Sabéis lo que es una enfermedad. En otros tiempos se decía «infección». Se sabía que las enfermedades estaban causadas por gérmenes malignos. He dicho «germen». Recordad esta palabra. Un germen es una cosa pequeñísima. Más pequeña que las garrapatas que en primavera se pegan del pelo y de la carne de los perros cuando corren por el bosque. Sí, un germen es mucho más pequeño todavía, tan pequeño que no se puede ver. Hu-Hu se rió de buenísima gana.
-Qué divertido eres, abuelo. Nos hablas de cosas que no se pueden ver. Pero, entonces, ¿cómo se sabe que existen? Esto no tiene sentido.
-¡Bien, Hu-Hu! ¡Muy bien! Excelente pregunta la que me haces. Has de saber, pues, que, para ver esas cosas, y muchísimas más cosas, teníamos unos instrumentos llamados «microscopios». Microscopios, ¿oyes? Microscopios, y «ultramicroscopios». Gracias a estos instrumentos, a los que aplicábamos los ojos, los objetos se nos mostraban mayores de lo que son en realidad.
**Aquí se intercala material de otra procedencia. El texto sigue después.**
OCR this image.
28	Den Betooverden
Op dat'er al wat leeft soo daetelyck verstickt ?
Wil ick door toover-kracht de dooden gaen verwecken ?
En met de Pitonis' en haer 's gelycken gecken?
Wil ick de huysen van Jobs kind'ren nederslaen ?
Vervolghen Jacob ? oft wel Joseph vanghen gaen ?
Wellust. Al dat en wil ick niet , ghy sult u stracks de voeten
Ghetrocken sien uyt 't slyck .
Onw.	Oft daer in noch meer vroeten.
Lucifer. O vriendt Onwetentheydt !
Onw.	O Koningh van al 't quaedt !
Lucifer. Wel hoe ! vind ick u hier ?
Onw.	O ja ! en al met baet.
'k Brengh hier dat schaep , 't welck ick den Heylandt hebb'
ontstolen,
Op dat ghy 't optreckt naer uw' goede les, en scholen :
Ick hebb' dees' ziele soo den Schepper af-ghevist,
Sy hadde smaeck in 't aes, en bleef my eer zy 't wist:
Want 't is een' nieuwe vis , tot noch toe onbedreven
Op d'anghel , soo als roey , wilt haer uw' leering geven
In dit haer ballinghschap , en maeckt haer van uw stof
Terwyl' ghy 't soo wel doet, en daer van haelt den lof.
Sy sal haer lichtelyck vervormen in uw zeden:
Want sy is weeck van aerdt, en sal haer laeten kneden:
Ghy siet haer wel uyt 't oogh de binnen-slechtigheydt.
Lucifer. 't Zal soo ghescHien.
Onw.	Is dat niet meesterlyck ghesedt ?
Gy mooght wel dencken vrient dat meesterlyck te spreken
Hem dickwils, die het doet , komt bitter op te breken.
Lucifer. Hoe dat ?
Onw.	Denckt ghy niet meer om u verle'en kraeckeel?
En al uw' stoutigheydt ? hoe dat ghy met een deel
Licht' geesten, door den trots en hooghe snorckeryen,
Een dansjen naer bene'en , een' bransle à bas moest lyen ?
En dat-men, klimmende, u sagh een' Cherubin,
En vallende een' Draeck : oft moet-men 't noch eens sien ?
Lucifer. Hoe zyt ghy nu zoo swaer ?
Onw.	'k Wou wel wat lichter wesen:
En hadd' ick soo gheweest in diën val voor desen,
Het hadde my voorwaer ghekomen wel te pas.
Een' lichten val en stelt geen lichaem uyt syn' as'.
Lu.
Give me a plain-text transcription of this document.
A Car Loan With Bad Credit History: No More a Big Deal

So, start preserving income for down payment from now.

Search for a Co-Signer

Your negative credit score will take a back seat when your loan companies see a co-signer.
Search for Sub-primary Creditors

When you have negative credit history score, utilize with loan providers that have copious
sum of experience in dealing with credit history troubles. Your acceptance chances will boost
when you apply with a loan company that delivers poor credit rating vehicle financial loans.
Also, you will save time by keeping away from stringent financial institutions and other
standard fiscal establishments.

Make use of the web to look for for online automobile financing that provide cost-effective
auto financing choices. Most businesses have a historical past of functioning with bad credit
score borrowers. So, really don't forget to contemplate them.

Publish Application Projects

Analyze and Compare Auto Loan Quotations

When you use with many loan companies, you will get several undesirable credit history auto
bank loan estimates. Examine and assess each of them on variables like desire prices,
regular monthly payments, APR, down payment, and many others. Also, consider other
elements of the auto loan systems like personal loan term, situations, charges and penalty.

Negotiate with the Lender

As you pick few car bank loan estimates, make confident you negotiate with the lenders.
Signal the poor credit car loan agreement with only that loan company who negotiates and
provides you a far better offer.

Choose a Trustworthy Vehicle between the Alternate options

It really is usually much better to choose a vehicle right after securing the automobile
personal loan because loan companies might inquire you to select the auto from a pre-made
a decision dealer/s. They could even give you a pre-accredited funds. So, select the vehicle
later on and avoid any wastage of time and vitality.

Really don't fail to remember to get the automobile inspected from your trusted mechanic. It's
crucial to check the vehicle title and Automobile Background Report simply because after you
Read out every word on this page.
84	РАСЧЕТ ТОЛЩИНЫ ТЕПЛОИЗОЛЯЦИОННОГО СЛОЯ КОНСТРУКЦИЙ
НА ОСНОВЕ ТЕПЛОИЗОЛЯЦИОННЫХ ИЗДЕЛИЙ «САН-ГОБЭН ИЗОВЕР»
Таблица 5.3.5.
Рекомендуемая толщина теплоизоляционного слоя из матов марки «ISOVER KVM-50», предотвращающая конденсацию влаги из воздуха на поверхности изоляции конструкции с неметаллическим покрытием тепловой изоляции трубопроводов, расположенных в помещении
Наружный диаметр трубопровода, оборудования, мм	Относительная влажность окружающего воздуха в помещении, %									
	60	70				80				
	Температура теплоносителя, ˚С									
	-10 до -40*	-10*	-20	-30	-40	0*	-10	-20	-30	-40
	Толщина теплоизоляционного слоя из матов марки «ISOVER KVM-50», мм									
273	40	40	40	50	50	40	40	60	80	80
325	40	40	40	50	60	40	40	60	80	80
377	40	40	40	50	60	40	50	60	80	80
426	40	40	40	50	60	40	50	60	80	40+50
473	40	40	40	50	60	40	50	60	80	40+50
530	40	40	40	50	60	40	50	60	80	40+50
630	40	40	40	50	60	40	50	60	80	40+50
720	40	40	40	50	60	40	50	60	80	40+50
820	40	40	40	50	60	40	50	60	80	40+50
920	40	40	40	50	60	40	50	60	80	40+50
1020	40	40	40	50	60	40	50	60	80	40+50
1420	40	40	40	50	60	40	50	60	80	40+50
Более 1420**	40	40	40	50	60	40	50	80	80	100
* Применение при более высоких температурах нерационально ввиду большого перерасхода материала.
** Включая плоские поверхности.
Y, de este modo, podíamos ver incluso aquellos cuya existencia ignorábamos hasta entonces. Los mejores microscopios agrandaban un germen cuarenta mil veces. Cuarenta mil; es decir, cuarenta valvas de mejillón, cada una de las cuales representa mil dedos... Luego, empleando un segundo instrumento que llamábamos cinematógrafo, sí, «ci-ne-ma-tó-gra-fo», estos gérmenes, agrandados ya cuarenta mil veces, se nos mostraban agrandados miles y miles de veces más. ¡Tomad un grano de arena, hijitos! Partidlo en diez trozos. Luego, tomad uno de los trozos y rompedlo a su vez en diez trozos. Luego, romped en otros diez uno de éstos; luego, uno de esos diez en diez. Seguid así todo el día, y quizá a la puesta del sol habréis alcanzado la pequeñez de uno de esos gérmenes. Los muchachos parecían incrédulos.
Cara de Liebre emitía resoplidos burlones, y HuHu se reía con disimulo. Edwin los hizo callar, y el viejo continuó:
-La garrapata de los bosques chupa la sangre de los perros. Pero el germen, gracias a su extrema pequeñez, penetra sigilosamente en la sangre del cuerpo y se multiplica infinitamente. En el cuerpo de un solo hombre había, en aquel tiempo, mil millones de gérmenes. Mil millones... ¡Un caparazón de cangrejo, ni más ni menos! A estos gérmenes los llamábamos microbios. «Microbios.» Muy bien. Y cuando un hombre tenía mil millones de ellos en la sangre, se decía que estaba «infectado»; que estaba enfermo, si así os gusta más. Había microbios de distintas especies. Esas especies eran innumerables, como los granos dé arena de esta playa. No las conocíamos todas. Sabíamos muy poco de ese mundo invisible. Conocíamos el bacillus anthracis, y también el micrococcus, el bacterium termo y el bacterium lactis. Es este último, dicho sea de paso, el que sigue haciendo cuajar la leche de cabra, permitiendo hacer queso. ¿Me sigues, Cara de Liebre? ¿Y qué diré de los esquizomicetos, cuya familia es inacabable? Y me dejo infinidad...
Aquí, el viejo se perdió en una larga disertación acerca de los gérmenes y su naturaleza. Empleaba palabras tan largas y frases tan complicadas que los muchachitos, mirándose los unos a los otros con una mueca, volvieron sus miradas hacia el océano inmenso, dejando que el ex profesor Smith perorara a su aire.